Sometimes my son asks me about artists and bands and I get to recount my days in the music industry. I tell him about my radio and record promotion career after college and how I programmed rock and roll, contemporary, and high-energy dance music for several radio stations. I drop the names of the rock stars I met, including Billy Joel, Barry Manilow, George Michael, Madonna, Donny Osmond, and Whitney Houston. I recall a private Elton John concert where he played his hit songs for several hours as about 15 of us sat around the piano and listened. (That night is still a highlight of my life.) I recount the live shows I attended: The Rolling Stones, Paul McCartney, Michael Jackson, Tom Petty, Eric Clapton, Genesis, Van Halen, Bruce Springsteen, Queen, U2, and many more. And I tell him what it was like to be a music promoter, working with the pop trio Wilson Phillips and the one-hit wonder, rapper Vanilla Ice, whom I accompanied across the U.S. on a three-month concert tour.
One day, I overhear my son sharing some of my music industry stories with a group of his friends.
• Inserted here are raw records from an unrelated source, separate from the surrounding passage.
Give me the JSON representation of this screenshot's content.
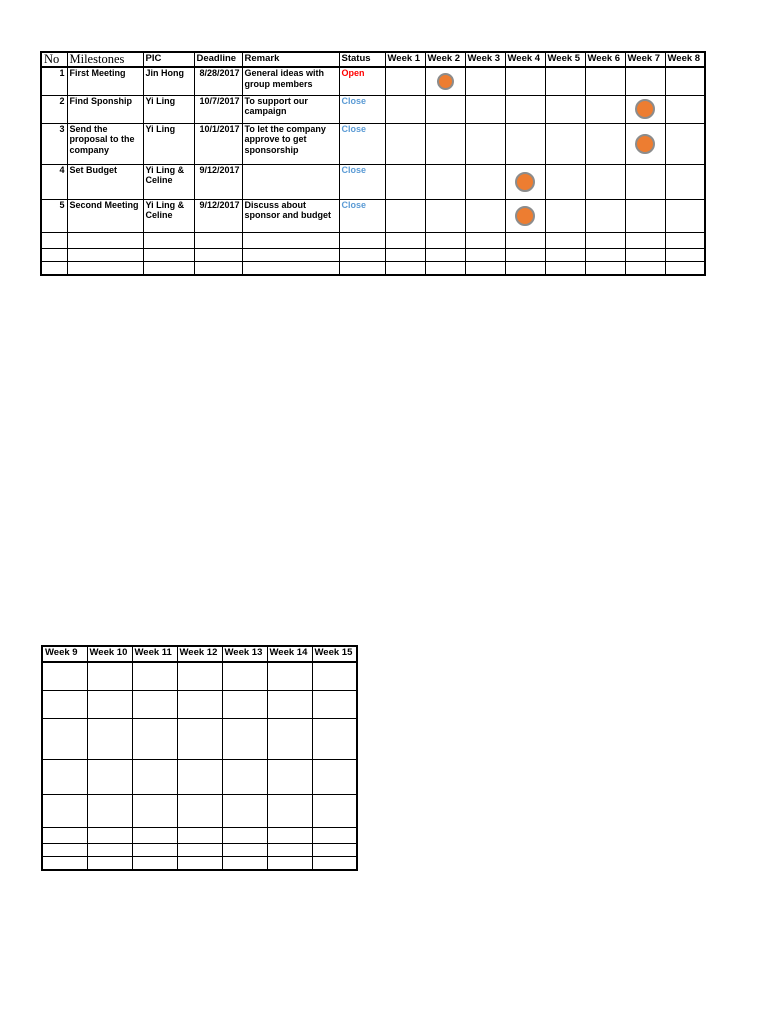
{
  "colors": {
    "page_bg": "#ffffff",
    "line": "#000000",
    "status_open": "#ff0000",
    "status_close": "#5b9bd5",
    "marker_fill": "#ed7d31",
    "marker_border": "#8c8c8c"
  },
  "milestones_table": {
    "headers": {
      "no": "No",
      "milestones": "Milestones",
      "pic": "PIC",
      "deadline": "Deadline",
      "remark": "Remark",
      "status": "Status"
    },
    "week_headers": [
      "Week 1",
      "Week 2",
      "Week 3",
      "Week 4",
      "Week 5",
      "Week 6",
      "Week 7",
      "Week 8"
    ],
    "rows": [
      {
        "no": "1",
        "milestone": "First Meeting",
        "pic": "Jin Hong",
        "deadline": "8/28/2017",
        "remark": "General ideas with group members",
        "status": "Open",
        "status_style": "open",
        "marker_week": 2
      },
      {
        "no": "2",
        "milestone": "Find Sponship",
        "pic": "Yi Ling",
        "deadline": "10/7/2017",
        "remark": "To support our campaign",
        "status": "Close",
        "status_style": "close",
        "marker_week": 7
      },
      {
        "no": "3",
        "milestone": "Send the proposal to the company",
        "pic": "Yi Ling",
        "deadline": "10/1/2017",
        "remark": "To let the company approve to get sponsorship",
        "status": "Close",
        "status_style": "close",
        "marker_week": 7
      },
      {
        "no": "4",
        "milestone": "Set Budget",
        "pic": "Yi Ling & Celine",
        "deadline": "9/12/2017",
        "remark": "",
        "status": "Close",
        "status_style": "close",
        "marker_week": 4
      },
      {
        "no": "5",
        "milestone": "Second Meeting",
        "pic": "Yi Ling & Celine",
        "deadline": "9/12/2017",
        "remark": "Discuss about sponsor and budget",
        "status": "Close",
        "status_style": "close",
        "marker_week": 4
      }
    ],
    "empty_row_count": 3
  },
  "week_continuation_table": {
    "week_headers": [
      "Week 9",
      "Week 10",
      "Week 11",
      "Week 12",
      "Week 13",
      "Week 14",
      "Week 15"
    ],
    "empty_row_count": 8
  }
}
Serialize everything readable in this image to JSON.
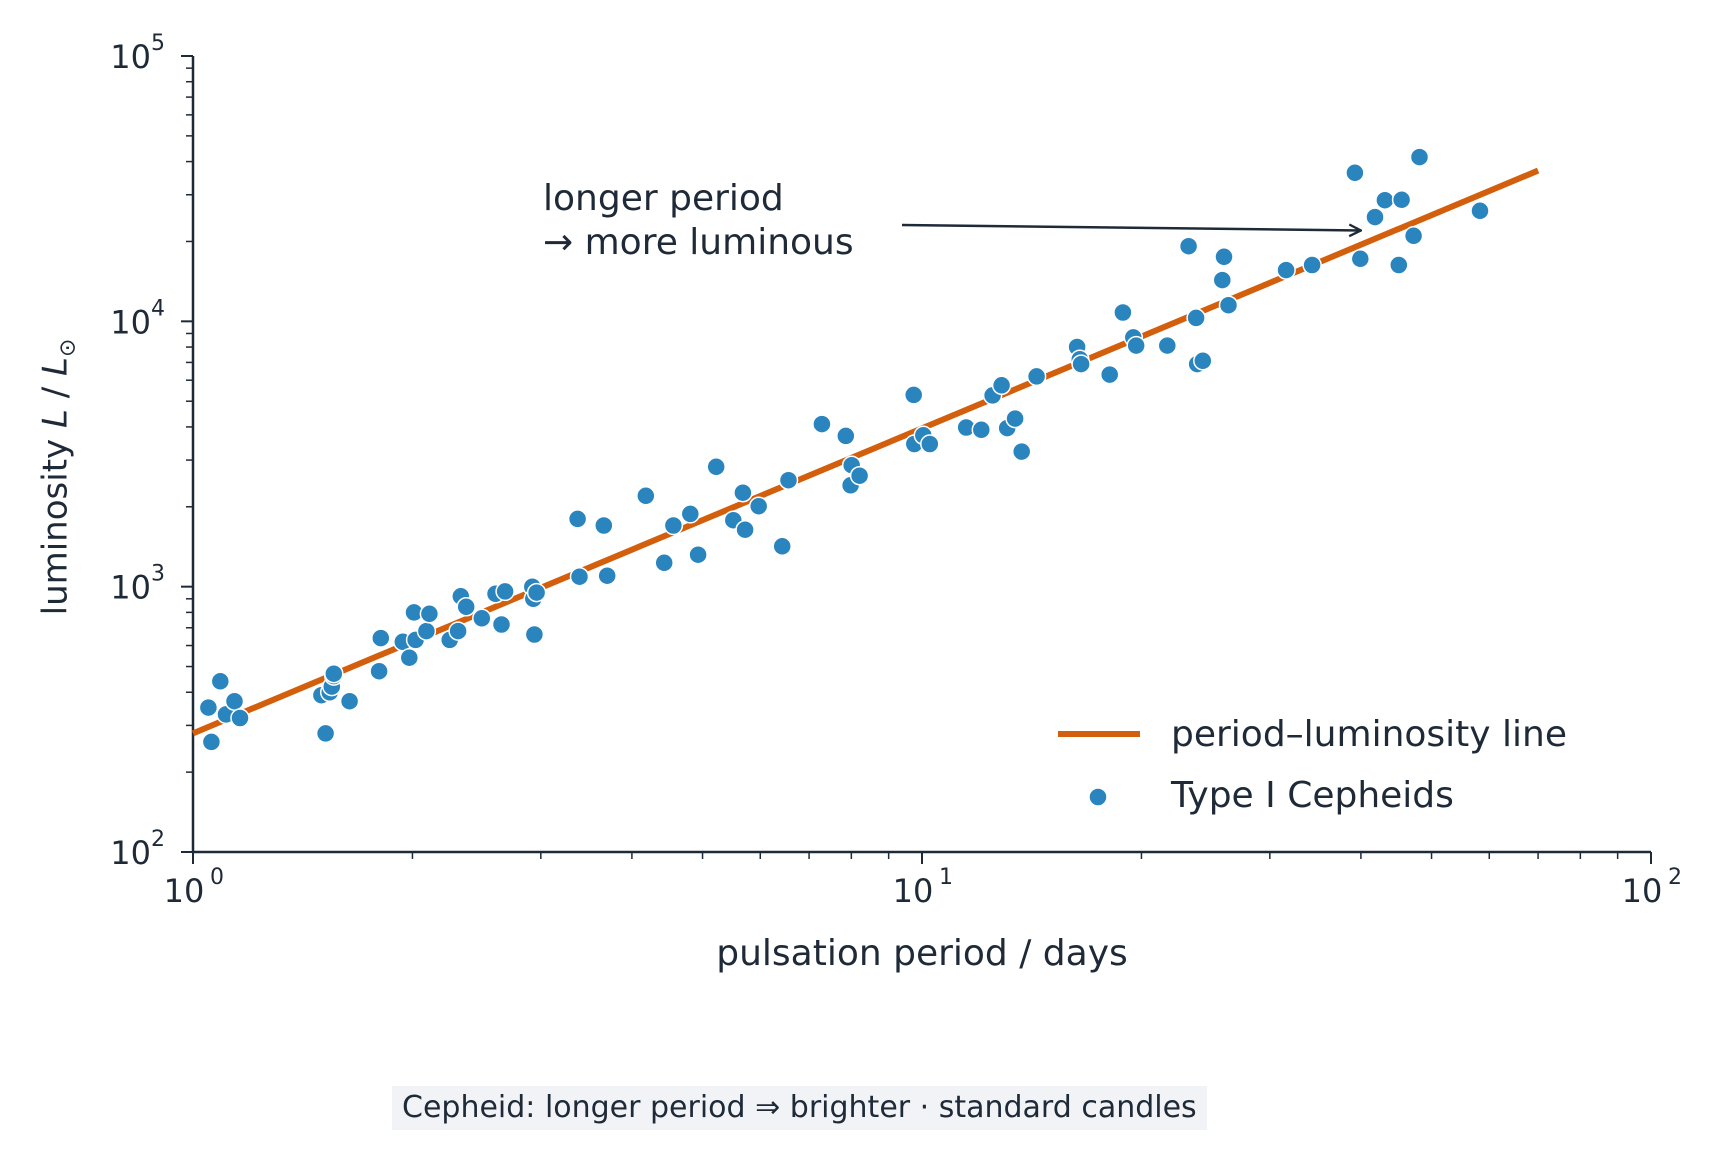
{
  "colors": {
    "axis": "#1f2a38",
    "line": "#d35f0d",
    "points": "#2a85bf",
    "point_edge": "#ffffff",
    "caption_bg": "#f1f3f6"
  },
  "chart_data": {
    "type": "scatter",
    "xlabel": "pulsation period / days",
    "ylabel": {
      "prefix": "luminosity ",
      "var": "L",
      "sep": " / ",
      "var2": "L",
      "sub": "⊙"
    },
    "xscale": "log",
    "yscale": "log",
    "xlim": [
      1,
      100
    ],
    "ylim": [
      100,
      100000
    ],
    "xticks": [
      {
        "value": 1,
        "label": "10",
        "exp": "0"
      },
      {
        "value": 10,
        "label": "10",
        "exp": "1"
      },
      {
        "value": 100,
        "label": "10",
        "exp": "2"
      }
    ],
    "yticks": [
      {
        "value": 100,
        "label": "10",
        "exp": "2"
      },
      {
        "value": 1000,
        "label": "10",
        "exp": "3"
      },
      {
        "value": 10000,
        "label": "10",
        "exp": "4"
      },
      {
        "value": 100000,
        "label": "10",
        "exp": "5"
      }
    ],
    "grid": false,
    "legend_position": "lower-right",
    "series": [
      {
        "name": "period–luminosity line",
        "type": "line",
        "x": [
          1.0,
          70.0
        ],
        "y": [
          280,
          37000
        ]
      },
      {
        "name": "Type I Cepheids",
        "type": "scatter",
        "x": [
          1.05,
          1.06,
          1.09,
          1.11,
          1.14,
          1.16,
          1.5,
          1.52,
          1.54,
          1.55,
          1.56,
          1.56,
          1.64,
          1.8,
          1.81,
          1.94,
          1.98,
          2.01,
          2.02,
          2.09,
          2.11,
          2.25,
          2.31,
          2.33,
          2.37,
          2.49,
          2.6,
          2.65,
          2.68,
          2.92,
          2.93,
          2.94,
          2.96,
          3.37,
          3.39,
          3.66,
          3.7,
          4.18,
          4.43,
          4.56,
          4.81,
          4.93,
          5.22,
          5.51,
          5.68,
          5.72,
          5.97,
          6.43,
          6.56,
          7.29,
          7.86,
          7.98,
          8.01,
          8.21,
          9.74,
          9.76,
          10.04,
          10.25,
          11.5,
          12.06,
          12.5,
          12.86,
          13.09,
          13.42,
          13.7,
          14.36,
          16.32,
          16.46,
          16.53,
          18.09,
          18.86,
          19.49,
          19.67,
          21.7,
          23.21,
          23.77,
          23.85,
          24.28,
          25.82,
          25.96,
          26.33,
          31.58,
          34.29,
          39.25,
          39.93,
          41.82,
          43.15,
          45.08,
          45.49,
          47.24,
          48.13,
          58.27
        ],
        "y": [
          350,
          260,
          440,
          330,
          370,
          320,
          390,
          280,
          400,
          420,
          460,
          470,
          370,
          480,
          640,
          620,
          540,
          800,
          630,
          680,
          790,
          630,
          680,
          920,
          840,
          760,
          940,
          720,
          960,
          1000,
          900,
          660,
          950,
          1800,
          1090,
          1700,
          1100,
          2200,
          1230,
          1700,
          1880,
          1320,
          2830,
          1780,
          2260,
          1640,
          2010,
          1420,
          2520,
          4100,
          3700,
          2410,
          2870,
          2620,
          5280,
          3450,
          3720,
          3450,
          3980,
          3900,
          5260,
          5740,
          3960,
          4300,
          3230,
          6200,
          8000,
          7200,
          6900,
          6300,
          10800,
          8700,
          8100,
          8100,
          19200,
          10300,
          6900,
          7100,
          14300,
          17500,
          11500,
          15600,
          16300,
          36300,
          17200,
          24700,
          28600,
          16300,
          28700,
          21000,
          41600,
          26100
        ]
      }
    ],
    "annotation": {
      "lines": [
        "longer period",
        "→ more luminous"
      ],
      "arrow_target": {
        "x": 40.0,
        "y": 22000
      }
    }
  },
  "caption": "Cepheid: longer period ⇒ brighter · standard candles"
}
“My mom met tons of rock stars like Elton John and Billy Joel when she worked for a radio station. She also toured with Vanilla Ice when he was in concert and lived on a tour bus with him for three months.”
I’m not sure his friends are impressed by my past experiences, but that makes no difference to me. I’m not a mom who will ever understand how to play Minecraft, and wearing the VR headset gives me a migraine—but in this moment, my son makes me feel like I’m the “cool” mom and I know he appreciates me, because through music we are connected.
As parents of teenagers, we’re nearing the end of our days of influence. We can only hope that our love, guidance, advice, and badgering are positive contributions to their lives. Soon, they’ll be off to college and the working world and one day they’ll have a family of their own. If we are lucky, they’ll take a little piece of us with them—like our love of classic rock—and try to share it with their own teenage children. And we, being older and wiser, can remind them that parenting teenagers has always been challenging, especially when their children roll their eyes, and so when they find a moment of connection, they should lean into it and fill it with love.